First, calculate the moles of NaOH and HCl in the solutions.

For NaOH: \[ \text{Moles of NaOH} = \text{Volume (L)} \times \text{Concentration (M)} = 0.010 \, \text{L} \times 0.20 \, \text{M} = 0.0020 \, \text{mol} \]

For HCl: \[ \text{Moles of HCl} = \text{Volume (L)} \times \text{Concentration (M)} = 0.050 \, \text{L} \times 0.10 \, \text{M} = 0.0050 \, \text{mol} \]

NaOH and HCl react in a 1:1 molar ratio: \[ \text{NaOH} + \text{HCl} \rightarrow \text{NaCl} + \text{H}_2\text{O} \]
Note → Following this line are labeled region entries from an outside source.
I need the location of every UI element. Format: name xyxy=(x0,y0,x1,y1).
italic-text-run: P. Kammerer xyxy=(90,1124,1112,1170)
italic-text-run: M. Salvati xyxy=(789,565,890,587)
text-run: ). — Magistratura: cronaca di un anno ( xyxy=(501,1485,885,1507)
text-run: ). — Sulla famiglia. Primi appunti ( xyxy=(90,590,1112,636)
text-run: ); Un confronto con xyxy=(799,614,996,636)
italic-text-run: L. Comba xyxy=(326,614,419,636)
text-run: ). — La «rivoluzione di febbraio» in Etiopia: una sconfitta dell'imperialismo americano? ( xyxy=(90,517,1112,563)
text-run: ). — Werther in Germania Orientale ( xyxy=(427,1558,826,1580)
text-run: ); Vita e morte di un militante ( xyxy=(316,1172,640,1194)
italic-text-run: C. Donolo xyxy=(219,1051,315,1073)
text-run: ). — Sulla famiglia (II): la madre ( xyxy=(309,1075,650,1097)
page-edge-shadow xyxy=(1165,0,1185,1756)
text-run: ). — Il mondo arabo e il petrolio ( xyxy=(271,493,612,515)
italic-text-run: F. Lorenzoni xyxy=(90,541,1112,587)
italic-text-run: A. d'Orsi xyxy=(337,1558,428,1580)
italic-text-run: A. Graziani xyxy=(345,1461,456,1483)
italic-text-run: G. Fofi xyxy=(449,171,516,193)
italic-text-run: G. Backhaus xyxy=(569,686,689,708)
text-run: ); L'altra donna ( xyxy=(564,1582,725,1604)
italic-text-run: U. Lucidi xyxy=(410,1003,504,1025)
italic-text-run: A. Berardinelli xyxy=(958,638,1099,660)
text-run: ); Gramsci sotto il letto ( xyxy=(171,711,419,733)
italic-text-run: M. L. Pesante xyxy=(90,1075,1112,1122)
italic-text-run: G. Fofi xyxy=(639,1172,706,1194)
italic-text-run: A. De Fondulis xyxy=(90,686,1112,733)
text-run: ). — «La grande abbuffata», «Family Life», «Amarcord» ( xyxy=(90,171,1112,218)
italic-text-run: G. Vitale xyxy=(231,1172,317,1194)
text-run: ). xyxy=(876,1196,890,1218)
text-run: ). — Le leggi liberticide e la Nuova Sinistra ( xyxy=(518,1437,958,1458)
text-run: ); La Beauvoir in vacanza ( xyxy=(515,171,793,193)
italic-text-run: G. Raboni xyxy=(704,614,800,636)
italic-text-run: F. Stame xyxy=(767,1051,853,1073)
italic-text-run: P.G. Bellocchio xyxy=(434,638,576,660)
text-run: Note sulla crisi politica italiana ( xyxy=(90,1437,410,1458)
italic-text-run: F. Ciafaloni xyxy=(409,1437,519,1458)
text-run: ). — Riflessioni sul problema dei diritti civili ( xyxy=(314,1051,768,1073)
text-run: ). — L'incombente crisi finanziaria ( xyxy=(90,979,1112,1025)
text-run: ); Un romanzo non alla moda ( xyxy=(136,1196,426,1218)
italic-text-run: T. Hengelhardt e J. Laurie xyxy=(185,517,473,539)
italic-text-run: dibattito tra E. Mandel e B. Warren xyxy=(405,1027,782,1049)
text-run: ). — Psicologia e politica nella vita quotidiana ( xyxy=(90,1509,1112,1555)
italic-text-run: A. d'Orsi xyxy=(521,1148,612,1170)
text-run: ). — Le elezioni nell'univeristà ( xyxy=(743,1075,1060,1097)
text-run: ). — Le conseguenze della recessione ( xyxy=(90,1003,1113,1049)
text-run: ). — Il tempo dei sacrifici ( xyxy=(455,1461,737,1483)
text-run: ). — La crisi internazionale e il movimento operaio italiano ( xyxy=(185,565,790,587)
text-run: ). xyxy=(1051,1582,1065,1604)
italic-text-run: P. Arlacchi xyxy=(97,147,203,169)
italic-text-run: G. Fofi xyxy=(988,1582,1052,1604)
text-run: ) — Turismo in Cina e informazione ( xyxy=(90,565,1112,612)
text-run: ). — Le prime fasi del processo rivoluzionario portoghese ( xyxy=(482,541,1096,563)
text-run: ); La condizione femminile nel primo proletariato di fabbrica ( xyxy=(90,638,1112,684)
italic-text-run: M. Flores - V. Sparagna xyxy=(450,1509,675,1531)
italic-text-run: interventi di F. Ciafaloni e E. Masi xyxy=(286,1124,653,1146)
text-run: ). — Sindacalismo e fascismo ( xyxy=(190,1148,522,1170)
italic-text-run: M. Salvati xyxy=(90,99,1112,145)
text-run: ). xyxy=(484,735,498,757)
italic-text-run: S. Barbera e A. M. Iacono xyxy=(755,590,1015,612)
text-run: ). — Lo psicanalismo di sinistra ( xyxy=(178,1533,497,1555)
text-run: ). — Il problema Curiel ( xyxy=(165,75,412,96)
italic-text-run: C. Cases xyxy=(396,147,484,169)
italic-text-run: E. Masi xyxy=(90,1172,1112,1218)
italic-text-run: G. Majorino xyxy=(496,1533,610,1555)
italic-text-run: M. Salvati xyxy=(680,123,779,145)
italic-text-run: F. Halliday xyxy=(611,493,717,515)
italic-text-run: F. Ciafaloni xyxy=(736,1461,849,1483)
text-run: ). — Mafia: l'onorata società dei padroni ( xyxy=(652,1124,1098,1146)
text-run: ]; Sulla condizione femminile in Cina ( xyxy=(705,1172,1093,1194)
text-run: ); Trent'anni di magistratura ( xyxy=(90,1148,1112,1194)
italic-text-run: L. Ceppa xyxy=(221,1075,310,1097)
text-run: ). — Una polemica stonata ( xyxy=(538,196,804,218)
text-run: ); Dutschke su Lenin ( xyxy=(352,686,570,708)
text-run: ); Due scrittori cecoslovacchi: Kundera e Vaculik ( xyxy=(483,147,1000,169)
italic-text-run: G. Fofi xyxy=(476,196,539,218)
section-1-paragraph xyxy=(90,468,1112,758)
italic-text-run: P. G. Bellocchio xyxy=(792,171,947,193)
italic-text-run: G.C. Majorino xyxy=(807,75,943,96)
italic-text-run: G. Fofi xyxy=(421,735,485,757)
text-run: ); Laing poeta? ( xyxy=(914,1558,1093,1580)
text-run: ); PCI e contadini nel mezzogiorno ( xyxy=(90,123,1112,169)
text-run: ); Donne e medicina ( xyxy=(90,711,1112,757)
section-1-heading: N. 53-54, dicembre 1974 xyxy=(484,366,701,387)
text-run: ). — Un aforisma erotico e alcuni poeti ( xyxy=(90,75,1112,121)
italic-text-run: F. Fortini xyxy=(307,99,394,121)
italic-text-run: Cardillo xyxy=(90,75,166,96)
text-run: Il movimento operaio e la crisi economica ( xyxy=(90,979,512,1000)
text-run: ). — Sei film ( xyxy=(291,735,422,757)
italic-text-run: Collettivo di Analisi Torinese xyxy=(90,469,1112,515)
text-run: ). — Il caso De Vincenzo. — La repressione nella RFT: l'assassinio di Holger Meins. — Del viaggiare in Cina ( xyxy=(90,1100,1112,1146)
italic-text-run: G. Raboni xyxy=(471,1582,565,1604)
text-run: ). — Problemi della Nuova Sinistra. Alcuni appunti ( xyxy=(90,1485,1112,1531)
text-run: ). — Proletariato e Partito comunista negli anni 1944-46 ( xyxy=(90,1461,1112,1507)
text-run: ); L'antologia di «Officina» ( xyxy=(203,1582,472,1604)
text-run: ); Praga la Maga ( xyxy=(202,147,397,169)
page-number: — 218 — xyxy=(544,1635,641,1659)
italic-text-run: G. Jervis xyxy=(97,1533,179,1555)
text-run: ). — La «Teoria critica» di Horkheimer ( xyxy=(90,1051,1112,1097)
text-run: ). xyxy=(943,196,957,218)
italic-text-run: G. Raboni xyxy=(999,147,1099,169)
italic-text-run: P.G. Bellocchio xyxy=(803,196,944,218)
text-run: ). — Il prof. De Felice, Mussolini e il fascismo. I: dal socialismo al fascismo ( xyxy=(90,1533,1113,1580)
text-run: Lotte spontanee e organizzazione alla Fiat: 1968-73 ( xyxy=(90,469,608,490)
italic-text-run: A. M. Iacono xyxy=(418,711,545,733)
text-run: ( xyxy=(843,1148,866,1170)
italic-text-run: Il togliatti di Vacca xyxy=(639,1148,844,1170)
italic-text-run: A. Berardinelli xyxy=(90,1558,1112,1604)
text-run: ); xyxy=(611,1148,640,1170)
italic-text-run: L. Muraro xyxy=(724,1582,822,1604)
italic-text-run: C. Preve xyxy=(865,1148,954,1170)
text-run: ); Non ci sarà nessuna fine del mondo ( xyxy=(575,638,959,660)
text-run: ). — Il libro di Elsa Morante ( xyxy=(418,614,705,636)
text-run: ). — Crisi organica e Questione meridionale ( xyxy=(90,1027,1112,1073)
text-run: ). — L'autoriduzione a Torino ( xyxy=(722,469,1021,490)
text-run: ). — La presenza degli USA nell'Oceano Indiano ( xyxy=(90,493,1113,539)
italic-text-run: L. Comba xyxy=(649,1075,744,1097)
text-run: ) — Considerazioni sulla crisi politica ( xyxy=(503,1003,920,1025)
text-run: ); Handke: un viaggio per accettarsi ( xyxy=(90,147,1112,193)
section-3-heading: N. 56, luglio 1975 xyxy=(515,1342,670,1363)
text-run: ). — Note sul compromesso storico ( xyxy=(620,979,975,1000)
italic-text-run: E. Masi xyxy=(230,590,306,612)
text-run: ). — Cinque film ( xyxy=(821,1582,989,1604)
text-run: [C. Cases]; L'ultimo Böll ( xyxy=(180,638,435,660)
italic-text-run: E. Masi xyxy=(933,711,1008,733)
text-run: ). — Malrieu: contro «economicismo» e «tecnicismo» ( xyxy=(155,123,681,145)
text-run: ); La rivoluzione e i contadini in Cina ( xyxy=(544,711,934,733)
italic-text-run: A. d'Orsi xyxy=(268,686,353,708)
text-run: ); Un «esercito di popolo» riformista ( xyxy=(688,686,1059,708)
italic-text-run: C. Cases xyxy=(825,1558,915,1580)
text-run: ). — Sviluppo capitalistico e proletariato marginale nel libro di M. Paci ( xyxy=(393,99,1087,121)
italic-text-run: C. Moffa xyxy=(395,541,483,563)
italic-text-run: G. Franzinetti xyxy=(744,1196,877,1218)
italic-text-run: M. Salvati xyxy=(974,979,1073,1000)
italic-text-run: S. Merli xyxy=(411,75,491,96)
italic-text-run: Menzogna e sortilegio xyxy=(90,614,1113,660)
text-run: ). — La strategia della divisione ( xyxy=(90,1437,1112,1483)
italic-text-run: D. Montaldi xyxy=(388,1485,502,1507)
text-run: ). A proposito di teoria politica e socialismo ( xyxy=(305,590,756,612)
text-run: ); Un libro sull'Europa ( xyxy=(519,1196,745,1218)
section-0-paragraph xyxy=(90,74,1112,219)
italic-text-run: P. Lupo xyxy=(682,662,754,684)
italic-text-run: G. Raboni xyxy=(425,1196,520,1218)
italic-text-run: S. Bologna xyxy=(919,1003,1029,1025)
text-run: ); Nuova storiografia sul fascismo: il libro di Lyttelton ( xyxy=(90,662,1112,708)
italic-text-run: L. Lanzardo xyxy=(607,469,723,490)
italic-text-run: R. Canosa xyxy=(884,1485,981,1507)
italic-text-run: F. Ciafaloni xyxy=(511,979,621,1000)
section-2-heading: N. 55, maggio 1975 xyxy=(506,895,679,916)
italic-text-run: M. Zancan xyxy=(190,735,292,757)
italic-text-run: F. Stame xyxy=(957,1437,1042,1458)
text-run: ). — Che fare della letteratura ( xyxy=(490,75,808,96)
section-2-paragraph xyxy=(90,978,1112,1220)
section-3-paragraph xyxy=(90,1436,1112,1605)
Since there are 0.0020 mol of NaOH and 0.0050 mol of HCl, NaOH is the limiting reactant. All 0.0020 mol of NaOH will react with 0.0020 mol of HCl, leaving: \[ \text{Remaining moles of HCl} = 0.0050 \, \text{mol} - 0.0020 \, \text{mol} = 0.0030 \, \text{mol} \]

The total volume of the solution after mixing is: \[ \text{Total Volume} = 10.0 \, \text{mL} + 50.0 \, \text{mL} = 60.0 \, \text{mL} = 0.060 \, \text{L} \]

The concentration of the remaining HCl is: \[ \text{Concentration of HCl} = \frac{\text{Remaining moles of HCl}}{\text{Total Volume}} = \frac{0.0030 \, \text{mol}}{0.060 \, \text{L}} = 0.050 \, \text{M} \]

Since HCl is a strong acid, it dissociates completely. The concentration of \( \text{H}^+ \) ions is equal to the concentration of HCl: \[ [\text{H}^+] = 0.050 \, \text{M} \]

The pH is calculated using the formula: \[ \text{pH} = -\log_{10}([\text{H}^+]) = -\log_{10}(0.050) \]

Calculating the pH: \[ \text{pH} \approx 1.30 \]

Final Answer